9 comments on “Windows and Scenery Tools

  1. But what about Tessellation support for POLs so we can use the Occulus Rift in 128 bit mode and do non-linear fog to the expanded DSF rendering load with the DX11 wrapper and Ambient Occlusion in 16xMSAA with multithread rendering for Intel GMA Graphics?

    Oh no….. My soul.

  2. A dreams comes true! Last three strings like a glass of water in the desert.Thanks Ben.

  3. I’m just starting with WED as I want to improve the scenery for my local airport. In your post from January you mentioned “there are several big ones” (features) to come. One problem I currently have with the editor is that I cannot rotate polygons (the “rotate” option only rotates the polygon’s texture by 90°) in WED 1.3. Why would I want to? AFAIK there’s no other way to paint gate numbers etc. on the ground but to use polygons textured with the characters from, for example, OpenSceneryX. I can’t draw rectangles directly but it’s not a big problem to create one by aligning 4 vertices of a polygon “by eye”. I thought I could just duplicate & align, scale and rotate them – however rotation is currently not possible unless I manually move vertices around which doesn’t look well when done “by eye”. 🙁

    Not sure if I’m just missing something here but it would be great if it was possible to rotate polygons (or rectangles) freely. As you explained in your previous posts normally this would be a lossy operation due to an accumulation of rounding errors – unless you keep the original geometry and then apply the rotation angle just before rendering which I’m quite sure is the reason it isn’t already possible. There already is a “heading” field when creating polygons but I couldn’t figure out what it does yet. Also, that field doesn’t seem to be available once the polygon has been closed. Unless this is just a “newbie problem” I really hope that’s one of the big new features to come in 1.4 (if there was a list of changes, I missed it somehow).

    1. @ EnQ,

      This is not a support area, so you may want to go actually read the manual and even read/watch some tutorials. Rotating polys works just fine.

      Here is the excerpt from the manual.
      —————————–
      Transforming and Rotating Shapes

      After having created a shape, you can manipulate it: you can stretch it, scale it, or rotate it. To do so, use the marquee tool and select the entity. When you do so, a bounding box appears around the entity. By clicking and dragging one of the box’s nodes, you can stretch the shape. By holding down the Alt key, you can cause the bounding box’s nodes to become rotation nodes; by clicking and dragging a node, you can rotate the shape.
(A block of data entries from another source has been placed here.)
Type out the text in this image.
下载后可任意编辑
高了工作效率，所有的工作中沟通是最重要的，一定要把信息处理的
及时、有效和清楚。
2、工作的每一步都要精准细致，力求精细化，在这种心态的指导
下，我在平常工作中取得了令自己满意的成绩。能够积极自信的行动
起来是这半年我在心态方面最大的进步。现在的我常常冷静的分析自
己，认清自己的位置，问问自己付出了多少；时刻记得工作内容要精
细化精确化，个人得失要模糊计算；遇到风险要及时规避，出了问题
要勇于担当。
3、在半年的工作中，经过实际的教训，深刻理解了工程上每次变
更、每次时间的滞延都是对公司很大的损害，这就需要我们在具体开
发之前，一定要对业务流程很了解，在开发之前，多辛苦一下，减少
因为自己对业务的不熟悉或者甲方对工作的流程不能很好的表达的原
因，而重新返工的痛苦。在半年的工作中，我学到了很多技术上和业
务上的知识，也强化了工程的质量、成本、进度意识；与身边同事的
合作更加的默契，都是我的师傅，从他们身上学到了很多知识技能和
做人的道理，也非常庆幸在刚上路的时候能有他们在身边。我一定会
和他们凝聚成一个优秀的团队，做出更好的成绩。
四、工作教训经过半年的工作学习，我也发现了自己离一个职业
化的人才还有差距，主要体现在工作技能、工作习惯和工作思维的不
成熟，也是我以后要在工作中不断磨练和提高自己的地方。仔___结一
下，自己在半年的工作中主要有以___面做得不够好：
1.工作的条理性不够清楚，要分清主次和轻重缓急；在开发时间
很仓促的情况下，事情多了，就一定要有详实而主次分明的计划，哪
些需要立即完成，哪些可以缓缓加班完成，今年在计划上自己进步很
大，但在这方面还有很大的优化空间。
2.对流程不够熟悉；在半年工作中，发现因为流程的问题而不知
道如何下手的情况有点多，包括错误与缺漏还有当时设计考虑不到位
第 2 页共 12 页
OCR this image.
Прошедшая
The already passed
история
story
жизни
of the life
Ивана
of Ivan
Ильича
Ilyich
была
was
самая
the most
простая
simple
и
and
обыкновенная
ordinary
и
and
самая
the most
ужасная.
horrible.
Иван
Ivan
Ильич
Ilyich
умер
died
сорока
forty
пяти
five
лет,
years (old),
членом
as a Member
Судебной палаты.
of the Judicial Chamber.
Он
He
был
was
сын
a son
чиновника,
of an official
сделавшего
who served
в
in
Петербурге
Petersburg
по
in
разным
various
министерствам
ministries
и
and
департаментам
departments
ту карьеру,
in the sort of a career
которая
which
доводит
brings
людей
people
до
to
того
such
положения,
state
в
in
  4. Sounds like a good solid plan. I run XP on windows 8.1 and OS X and could include Linux if really need be (I’d have to reinstall in a VM), so I am happy to run betas on either platform.

  5. I has been back to WED1.2r3 from WED1.3r1. New WED 1.3r1 unlearned to do a draped polygon unlike WED1.2r3. So, in this point I have one question, will can make the draped polygons by WED1.4?

      1. I mean that WED 1.3 have no item called ‘Make draped polygons’ in Edit menu unlike WED 1.2. I think it’s not a bug, because the latest WED Manual does not have this item too.

        1. Right – “Make draped polygons” was replaced with “Import Orthophoto”.

          Basically in the old system there was a one-off command to turn overlay images to polygons – this was a big hack to let Sergio make the LOWI demo area in v9.0.

          In WED 1.3 and later, orthophotos are supported natively:
          – The draped orthophoto primitive in WED can (optionally) reference a SOURCE image as its resource.
          – When it does, WED will write a .pol file and convert the image to DDS format as part of the export.

          This lets you bring in orthophotos without having to hand-create and hand-edit .pol files.